Oleg Makara-Kalmáry (born October 13, 1954) is a Slovak film director, screenwriter and writer.

== Biography ==
In 1969, he wrote his debut as a screenwriter Pozlátené dievča at the age of 14 and soon after screenplay for seven-part serial fairy tales "Fairy Tales from Old Forest" (co-author Juraj Bernáth for STV Košice). He then went on to study film directing at All States Institute (now Gerasimov Institute of Cinematography) in Moscow under Roman Karmen. is after his grandfather, art carpenter Eduard Kalmáry. E. Kalmáry was a chief manager of water sawmill in Remetské Hámre, East Slovakia, owned by the Vanderbilt family.

He directed and wrote scenarios for Film Studio Koliba, Slovak Television (Slovenská televízia) and Krátký film Praha Dude on the Road starring Peter Kočiš. His work includes full feature films, TV plays, TV series, documentaries, educational movies and cartoons.

Since the nineties, Makara's work has focused on human rights and anti-drug multi-media campaigns.
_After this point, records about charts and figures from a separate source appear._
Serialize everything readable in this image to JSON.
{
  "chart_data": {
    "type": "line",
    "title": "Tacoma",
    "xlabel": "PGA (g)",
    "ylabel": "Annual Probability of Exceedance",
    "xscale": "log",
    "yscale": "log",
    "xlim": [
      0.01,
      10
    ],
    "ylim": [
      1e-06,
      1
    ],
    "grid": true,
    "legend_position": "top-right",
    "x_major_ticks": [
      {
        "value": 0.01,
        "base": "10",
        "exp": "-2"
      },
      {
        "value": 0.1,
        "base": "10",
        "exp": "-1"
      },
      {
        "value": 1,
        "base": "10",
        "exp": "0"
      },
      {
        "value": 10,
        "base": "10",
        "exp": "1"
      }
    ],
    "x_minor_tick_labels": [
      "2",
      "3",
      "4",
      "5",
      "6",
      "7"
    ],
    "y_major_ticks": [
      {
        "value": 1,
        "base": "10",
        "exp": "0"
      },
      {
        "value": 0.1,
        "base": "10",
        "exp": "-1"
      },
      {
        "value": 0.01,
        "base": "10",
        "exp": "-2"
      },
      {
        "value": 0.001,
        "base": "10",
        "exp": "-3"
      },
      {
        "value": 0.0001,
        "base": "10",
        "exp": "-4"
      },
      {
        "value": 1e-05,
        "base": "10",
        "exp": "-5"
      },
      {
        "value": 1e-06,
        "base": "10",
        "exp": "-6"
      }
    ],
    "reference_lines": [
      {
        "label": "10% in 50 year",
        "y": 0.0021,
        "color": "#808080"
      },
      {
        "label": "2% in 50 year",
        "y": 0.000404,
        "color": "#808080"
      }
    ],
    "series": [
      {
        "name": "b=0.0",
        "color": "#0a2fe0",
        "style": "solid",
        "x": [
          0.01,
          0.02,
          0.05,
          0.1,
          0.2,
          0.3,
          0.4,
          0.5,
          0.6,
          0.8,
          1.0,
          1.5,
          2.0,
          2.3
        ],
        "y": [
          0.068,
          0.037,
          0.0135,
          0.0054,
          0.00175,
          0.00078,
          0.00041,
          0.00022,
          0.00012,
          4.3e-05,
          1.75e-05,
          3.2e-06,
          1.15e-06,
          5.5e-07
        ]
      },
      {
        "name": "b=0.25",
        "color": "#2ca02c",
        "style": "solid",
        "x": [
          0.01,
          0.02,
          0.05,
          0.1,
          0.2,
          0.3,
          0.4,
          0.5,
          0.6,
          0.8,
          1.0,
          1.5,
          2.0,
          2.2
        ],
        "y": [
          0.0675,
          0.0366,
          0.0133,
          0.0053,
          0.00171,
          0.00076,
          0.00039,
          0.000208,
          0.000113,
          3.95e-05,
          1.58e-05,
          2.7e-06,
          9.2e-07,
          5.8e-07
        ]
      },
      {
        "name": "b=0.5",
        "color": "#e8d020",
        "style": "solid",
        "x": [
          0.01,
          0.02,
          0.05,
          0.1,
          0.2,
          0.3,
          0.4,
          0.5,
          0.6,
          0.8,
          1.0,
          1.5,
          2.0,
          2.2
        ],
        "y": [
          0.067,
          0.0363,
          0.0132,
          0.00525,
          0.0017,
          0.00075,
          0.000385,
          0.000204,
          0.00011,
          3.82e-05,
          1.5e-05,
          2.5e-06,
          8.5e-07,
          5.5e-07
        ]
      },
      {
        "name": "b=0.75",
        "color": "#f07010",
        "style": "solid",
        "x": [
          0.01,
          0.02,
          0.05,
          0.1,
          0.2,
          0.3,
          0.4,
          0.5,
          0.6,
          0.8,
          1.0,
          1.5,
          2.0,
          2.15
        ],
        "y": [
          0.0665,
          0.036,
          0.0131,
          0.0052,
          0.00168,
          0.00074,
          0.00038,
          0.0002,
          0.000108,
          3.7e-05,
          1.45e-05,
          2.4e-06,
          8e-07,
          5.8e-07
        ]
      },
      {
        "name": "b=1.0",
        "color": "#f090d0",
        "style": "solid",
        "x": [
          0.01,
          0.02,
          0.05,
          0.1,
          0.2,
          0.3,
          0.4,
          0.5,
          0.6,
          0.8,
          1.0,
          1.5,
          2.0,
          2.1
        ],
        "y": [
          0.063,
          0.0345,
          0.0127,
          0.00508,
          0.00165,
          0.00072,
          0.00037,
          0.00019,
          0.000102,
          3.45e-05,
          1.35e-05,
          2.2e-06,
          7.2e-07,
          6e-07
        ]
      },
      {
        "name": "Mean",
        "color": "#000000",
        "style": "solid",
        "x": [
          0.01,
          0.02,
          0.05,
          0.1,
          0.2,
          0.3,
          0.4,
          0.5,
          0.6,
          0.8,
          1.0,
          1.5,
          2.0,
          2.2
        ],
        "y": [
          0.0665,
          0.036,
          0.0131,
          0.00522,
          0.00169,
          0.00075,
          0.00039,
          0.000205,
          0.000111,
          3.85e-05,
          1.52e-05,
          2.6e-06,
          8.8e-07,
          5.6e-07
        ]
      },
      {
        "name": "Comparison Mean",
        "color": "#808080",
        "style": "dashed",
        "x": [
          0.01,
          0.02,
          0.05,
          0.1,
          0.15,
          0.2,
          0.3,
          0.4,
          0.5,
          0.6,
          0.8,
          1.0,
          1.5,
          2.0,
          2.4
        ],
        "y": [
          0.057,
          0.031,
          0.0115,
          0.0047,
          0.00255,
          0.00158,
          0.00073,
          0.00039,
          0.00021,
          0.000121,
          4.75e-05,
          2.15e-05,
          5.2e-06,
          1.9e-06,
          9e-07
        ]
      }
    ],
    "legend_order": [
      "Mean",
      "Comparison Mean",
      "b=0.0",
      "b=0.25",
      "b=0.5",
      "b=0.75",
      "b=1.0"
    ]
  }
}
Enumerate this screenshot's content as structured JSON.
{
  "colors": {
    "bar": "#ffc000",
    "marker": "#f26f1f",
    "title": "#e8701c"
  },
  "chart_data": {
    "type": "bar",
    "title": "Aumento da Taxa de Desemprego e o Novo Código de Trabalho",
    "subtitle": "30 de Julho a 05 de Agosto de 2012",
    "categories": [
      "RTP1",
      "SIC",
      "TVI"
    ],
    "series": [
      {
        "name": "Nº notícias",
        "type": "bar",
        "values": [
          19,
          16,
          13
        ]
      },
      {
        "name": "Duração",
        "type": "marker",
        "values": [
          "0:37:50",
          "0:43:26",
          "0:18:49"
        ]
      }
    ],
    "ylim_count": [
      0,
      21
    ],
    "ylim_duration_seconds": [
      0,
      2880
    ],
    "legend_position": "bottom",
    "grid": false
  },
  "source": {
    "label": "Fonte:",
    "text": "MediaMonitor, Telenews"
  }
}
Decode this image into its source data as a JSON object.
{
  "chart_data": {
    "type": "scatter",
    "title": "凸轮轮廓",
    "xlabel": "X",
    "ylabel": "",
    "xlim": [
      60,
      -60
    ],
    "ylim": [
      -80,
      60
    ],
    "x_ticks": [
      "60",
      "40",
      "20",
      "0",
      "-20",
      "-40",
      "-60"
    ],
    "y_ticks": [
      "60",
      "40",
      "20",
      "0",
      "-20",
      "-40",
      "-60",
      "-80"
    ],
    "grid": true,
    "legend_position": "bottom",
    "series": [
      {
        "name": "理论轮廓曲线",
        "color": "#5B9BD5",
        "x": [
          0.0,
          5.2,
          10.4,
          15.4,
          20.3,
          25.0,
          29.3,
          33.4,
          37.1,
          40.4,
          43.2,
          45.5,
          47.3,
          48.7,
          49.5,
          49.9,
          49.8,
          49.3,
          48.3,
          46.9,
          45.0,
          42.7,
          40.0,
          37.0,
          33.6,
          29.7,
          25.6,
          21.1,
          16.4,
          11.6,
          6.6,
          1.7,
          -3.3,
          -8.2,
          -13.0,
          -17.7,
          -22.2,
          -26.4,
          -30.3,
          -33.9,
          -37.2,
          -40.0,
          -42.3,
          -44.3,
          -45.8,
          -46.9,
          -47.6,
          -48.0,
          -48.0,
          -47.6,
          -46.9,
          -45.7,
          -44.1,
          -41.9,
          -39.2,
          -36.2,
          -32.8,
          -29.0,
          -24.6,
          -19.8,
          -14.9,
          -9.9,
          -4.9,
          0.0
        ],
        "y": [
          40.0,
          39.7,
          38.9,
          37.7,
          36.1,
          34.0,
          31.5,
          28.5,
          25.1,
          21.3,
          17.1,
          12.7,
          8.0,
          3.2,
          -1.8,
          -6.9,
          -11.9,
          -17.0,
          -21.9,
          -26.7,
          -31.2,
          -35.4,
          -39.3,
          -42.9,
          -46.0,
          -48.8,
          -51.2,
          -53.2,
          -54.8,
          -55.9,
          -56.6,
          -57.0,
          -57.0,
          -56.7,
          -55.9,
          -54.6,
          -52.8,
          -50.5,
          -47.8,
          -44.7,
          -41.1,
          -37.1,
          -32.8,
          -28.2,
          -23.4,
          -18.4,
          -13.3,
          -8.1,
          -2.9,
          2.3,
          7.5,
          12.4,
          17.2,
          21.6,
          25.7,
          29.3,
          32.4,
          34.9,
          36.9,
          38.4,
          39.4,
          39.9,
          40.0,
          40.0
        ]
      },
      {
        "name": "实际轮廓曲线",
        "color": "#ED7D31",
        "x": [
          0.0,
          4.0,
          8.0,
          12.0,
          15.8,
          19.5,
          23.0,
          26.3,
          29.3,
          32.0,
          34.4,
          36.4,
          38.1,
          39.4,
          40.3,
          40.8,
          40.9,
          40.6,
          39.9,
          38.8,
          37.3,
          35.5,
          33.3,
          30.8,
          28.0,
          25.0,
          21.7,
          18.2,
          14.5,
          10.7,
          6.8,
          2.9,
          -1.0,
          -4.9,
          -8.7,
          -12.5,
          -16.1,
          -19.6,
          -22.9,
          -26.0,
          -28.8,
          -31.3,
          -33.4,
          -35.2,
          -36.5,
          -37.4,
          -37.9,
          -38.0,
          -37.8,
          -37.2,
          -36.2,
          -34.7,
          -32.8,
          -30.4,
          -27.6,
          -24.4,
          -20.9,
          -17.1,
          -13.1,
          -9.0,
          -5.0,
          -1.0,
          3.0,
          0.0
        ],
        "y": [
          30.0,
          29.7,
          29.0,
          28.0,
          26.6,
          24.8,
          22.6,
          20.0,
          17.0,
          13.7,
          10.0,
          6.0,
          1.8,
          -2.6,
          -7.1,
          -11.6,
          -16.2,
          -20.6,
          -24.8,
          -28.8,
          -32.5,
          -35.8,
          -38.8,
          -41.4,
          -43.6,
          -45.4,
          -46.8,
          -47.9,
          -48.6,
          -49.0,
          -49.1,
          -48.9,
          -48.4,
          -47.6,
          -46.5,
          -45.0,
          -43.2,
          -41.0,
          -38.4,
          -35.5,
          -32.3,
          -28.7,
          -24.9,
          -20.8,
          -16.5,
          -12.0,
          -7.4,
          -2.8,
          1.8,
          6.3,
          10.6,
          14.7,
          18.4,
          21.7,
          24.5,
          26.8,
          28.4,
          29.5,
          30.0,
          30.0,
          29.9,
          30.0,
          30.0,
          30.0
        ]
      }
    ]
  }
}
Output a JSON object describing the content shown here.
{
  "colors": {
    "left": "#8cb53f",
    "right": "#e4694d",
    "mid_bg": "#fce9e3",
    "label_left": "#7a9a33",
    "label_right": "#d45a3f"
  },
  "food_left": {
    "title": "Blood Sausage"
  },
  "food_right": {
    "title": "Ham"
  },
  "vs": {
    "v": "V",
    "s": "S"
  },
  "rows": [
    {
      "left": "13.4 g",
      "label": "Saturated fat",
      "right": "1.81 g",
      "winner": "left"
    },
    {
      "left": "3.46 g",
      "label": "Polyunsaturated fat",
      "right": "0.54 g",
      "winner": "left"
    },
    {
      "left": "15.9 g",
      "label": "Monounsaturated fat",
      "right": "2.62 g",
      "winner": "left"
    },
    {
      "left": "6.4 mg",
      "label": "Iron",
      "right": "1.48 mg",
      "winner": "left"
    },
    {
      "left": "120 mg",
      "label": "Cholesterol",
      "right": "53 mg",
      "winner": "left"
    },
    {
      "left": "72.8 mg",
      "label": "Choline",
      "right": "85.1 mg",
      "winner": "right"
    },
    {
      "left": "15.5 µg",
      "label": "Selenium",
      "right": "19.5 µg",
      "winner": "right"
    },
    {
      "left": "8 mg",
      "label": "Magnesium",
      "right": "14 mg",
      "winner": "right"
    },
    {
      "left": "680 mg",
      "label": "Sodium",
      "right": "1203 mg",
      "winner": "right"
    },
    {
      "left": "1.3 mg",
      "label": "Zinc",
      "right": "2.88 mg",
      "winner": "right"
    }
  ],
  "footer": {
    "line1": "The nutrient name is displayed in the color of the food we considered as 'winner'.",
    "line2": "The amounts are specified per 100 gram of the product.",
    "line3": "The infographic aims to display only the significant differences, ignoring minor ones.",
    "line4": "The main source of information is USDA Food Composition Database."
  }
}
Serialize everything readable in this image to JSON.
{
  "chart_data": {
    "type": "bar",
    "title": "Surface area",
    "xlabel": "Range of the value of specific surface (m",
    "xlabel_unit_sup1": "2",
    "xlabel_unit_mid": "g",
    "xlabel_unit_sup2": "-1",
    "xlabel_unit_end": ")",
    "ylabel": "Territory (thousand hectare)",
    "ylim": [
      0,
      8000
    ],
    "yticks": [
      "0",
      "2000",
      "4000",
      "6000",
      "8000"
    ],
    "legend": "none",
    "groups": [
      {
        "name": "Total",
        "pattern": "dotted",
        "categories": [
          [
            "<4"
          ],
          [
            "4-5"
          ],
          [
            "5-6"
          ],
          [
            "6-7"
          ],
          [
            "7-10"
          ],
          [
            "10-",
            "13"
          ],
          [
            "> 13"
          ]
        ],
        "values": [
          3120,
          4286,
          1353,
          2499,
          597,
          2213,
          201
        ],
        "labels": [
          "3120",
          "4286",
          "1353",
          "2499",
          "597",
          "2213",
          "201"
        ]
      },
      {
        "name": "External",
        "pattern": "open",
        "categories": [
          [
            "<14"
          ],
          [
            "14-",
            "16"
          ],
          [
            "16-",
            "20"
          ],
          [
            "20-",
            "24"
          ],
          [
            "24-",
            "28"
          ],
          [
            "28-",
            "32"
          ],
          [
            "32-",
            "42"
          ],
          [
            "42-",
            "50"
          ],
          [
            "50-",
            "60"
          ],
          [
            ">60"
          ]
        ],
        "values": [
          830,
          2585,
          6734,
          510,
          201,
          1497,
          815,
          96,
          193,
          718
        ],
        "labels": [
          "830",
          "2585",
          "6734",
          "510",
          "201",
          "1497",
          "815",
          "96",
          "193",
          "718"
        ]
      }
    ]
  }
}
His project "Toleration" (1995–1996) was dedicated to the Pope John Paul II and was screened on Slovak Television during his first visit in post-communist Slovakia.

He was one of the first Slovak artists to be invited to work with MTV. This was the start of a charitable anti-drug campaign. (1997–2008), supported by the Ministry of Education of Slovak Republic and funded by the Slovak Antidrug Fund. The campaign informed children and young adults about the danger of drugs via 13 antidrug spots "Stop to drugs - Just say no!"

In 2004, Makara initiated the project Gypsies Come To Town which was meant to be one of the first soap operas about Romani and aimed to challenge widespread prejudices that see Romani either as thieves or a welfare burden.

His father, Štefan Makara was a painter, journalist and script editor for Slovak Television (Slovenská televízia). His sister Saša Makarová is a painter living in Vienna, Austria.